Du côté des professionnels, le ton se durcit. L’Union des syndicats de pharmaciens d’officine (USPO) parle d’une situation “intenable”, qui s’aggrave mois après mois. Les associations de patients, elles, demandent des mesures structurelles : relocalisation de la production, meilleure régulation des prix, et surtout, transparence sur les stocks disponibles.
Pénurie d’antidépresseurs en France : comment sortir de l’impasse ?
Pour éviter que la pénurie d’antidépresseurs en France ne devienne la norme, plusieurs pistes sont sur la table :
- Réviser les prix de remboursement pour rendre le marché français plus attractif pour les laboratoires.
- Diversifier les sources de production, notamment en relocalisant certaines fabrications stratégiques.
- Créer une réserve stratégique de médicaments essentiels, comme c’est le cas pour certains vaccins.

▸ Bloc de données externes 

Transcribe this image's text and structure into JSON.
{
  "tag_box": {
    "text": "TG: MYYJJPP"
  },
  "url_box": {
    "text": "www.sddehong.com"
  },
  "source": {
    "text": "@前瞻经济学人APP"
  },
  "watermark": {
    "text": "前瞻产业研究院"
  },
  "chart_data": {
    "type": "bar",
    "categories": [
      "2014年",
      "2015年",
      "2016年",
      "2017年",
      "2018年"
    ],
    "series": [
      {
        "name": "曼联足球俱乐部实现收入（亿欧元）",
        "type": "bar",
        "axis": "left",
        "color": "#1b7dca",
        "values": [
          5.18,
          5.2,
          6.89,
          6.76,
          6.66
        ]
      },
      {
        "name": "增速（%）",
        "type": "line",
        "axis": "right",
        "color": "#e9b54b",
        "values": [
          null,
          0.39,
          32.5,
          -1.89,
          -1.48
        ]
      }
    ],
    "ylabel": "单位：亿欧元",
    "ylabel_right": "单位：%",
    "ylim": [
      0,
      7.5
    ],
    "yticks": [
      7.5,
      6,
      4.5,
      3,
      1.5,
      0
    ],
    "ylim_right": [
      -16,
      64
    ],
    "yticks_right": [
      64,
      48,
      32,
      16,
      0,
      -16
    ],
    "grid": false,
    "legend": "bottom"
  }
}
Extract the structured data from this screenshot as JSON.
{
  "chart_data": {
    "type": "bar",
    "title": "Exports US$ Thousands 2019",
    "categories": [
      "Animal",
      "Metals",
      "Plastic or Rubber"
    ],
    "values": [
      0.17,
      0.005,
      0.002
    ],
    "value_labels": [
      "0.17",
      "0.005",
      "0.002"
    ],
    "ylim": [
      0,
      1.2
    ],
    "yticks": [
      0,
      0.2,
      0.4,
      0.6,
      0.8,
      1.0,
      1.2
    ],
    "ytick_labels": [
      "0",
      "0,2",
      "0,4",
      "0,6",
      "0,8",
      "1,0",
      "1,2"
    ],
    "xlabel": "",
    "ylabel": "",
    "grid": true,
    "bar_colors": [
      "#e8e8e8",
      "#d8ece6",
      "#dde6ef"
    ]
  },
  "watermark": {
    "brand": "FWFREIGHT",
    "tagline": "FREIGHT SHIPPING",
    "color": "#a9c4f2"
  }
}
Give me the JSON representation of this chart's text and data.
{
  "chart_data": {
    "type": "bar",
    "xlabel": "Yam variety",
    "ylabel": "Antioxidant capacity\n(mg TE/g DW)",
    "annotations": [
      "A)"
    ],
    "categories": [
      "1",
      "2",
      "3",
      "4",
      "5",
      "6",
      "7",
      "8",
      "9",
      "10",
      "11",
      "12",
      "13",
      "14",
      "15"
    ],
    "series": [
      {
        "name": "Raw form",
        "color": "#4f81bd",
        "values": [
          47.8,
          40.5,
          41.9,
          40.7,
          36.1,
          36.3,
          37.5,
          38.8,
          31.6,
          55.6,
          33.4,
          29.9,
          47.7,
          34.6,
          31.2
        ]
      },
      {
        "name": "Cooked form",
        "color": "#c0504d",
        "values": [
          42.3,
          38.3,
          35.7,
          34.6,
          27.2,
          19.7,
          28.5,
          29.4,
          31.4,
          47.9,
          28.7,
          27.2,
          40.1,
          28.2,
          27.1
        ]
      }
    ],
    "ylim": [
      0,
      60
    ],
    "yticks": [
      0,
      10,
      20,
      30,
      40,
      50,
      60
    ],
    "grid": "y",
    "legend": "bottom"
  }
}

Mais surtout, il est urgent de replacer la santé mentale au cœur des priorités. Grand sujet de santé publique en cette année 2025. Parce qu’un patient qui ne peut plus se soigner n’est pas juste une statistique. C’est une vie bouleversée, un équilibre fragilisé.
À SAVOIR
La pénurie d’antidépresseurs en France touche aussi les plus jeunes. Selon la Haute Autorité de Santé, le nombre de jeunes sous antidépresseurs a bondi de 60 % en 2025, avec 143 600 nouveaux patients. Un chiffre qui souligne l’urgence de sécuriser l’accès à ces traitements pour une population particulièrement vulnérable.